I completed it with a package of cream cheese whipped with a couple tablespoon's confectioner's style sweetener, a dash of vanilla, and a bit of whipping cream until it was the consistency to spread.
Spice Cake (regular and low carb version)
3/4 c butter (for the low carb version I cut this down to about 1/2 cup)
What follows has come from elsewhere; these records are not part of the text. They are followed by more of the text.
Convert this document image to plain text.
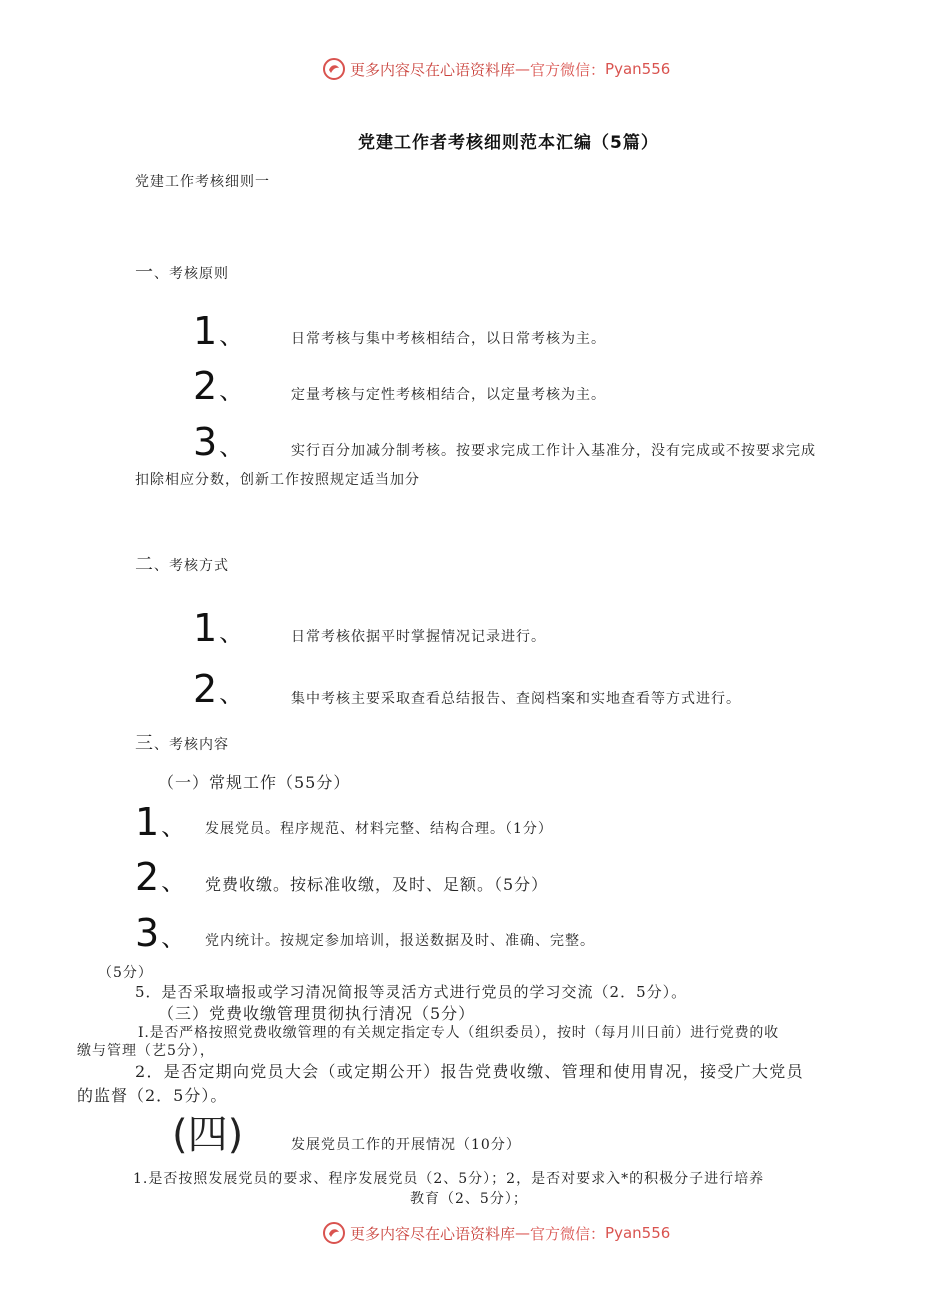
更多内容尽在心语资料库 — 官方微信： Pyan556
党建工作者考核细则范本汇编（5篇）
党建工作考核细则一
一、考核原则
1、	日常考核与集中考核相结合，以日常考核为主。
2、	定量考核与定性考核相结合，以定量考核为主。
3、	实行百分加减分制考核。按要求完成工作计入基准分，没有完成或不按要求完成
扣除相应分数，创新工作按照规定适当加分
二、考核方式
1、	日常考核依据平时掌握情况记录进行。
2、	集中考核主要采取查看总结报告、查阅档案和实地查看等方式进行。
三、考核内容
（一）常规工作（55分）
1、 发展党员。程序规范、材料完整、结构合理。（1分）
2、 党费收缴。按标准收缴，及时、足额。（5分）
3、 党内统计。按规定参加培训，报送数据及时、准确、完整。
（5分）
5．是否采取墙报或学习清况简报等灵活方式进行党员的学习交流（2．5分）。
（三）党费收缴管理贯彻执行清况（5分）
I.是否严格按照党费收缴管理的有关规定指定专人（组织委员），按时（每月川日前）进行党费的收
缴与管理（艺5分），
2．是否定期向党员大会（或定期公开）报告党费收缴、管理和使用胄况，接受广大党员
的监督（2．5分）。
(四)	发展党员工作的开展情况（10分）
1.是否按照发展党员的要求、程序发展党员（2、5分）；2，是否对要求入*的积极分子进行培养
教育（2、5分）；
更多内容尽在心语资料库 — 官方微信： Pyan556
1 c brown sugar (brown sweetener - like Swerve)
1 egg
1/2 c raisins (leave out for low carb/sugar free)
1/4 t salt
1/4 t cloves
1/4 t nutmeg
1/4 t allspice
1/2 t cinnamon
2 c flour (2 c almond flour and 1/4 c whey protein powder & optional 1 T coconut flour for texture)
1 t baking soda
2 t baking powder
1 c sour milk
Mix the butter and sugar or sweetener. Add the egg. Add raisins if you
are using them. Mix the dry ingredients together in a separate bowl
and add alternately with the sour milk. Divide into 2, greased round
pounds or a 7X12 baking dish. Bake 375 degrees for about 25 minutes
until done. Cool completely and frost if you wish - cream cheese
frosting is wonderful on it.
To make it into bars (as I mentioned above) pour and spread the batter in a larger, shallow bar pan, and bake until then, then let cool. Cover the pan with plastic wrap and gently roll a rolling pin over the top lengthwise to contract the bars just a little bit to give them a good bar texture. Cover with cream cheese icing and sprinkle chopped pecans and cinnamon on top if you wish.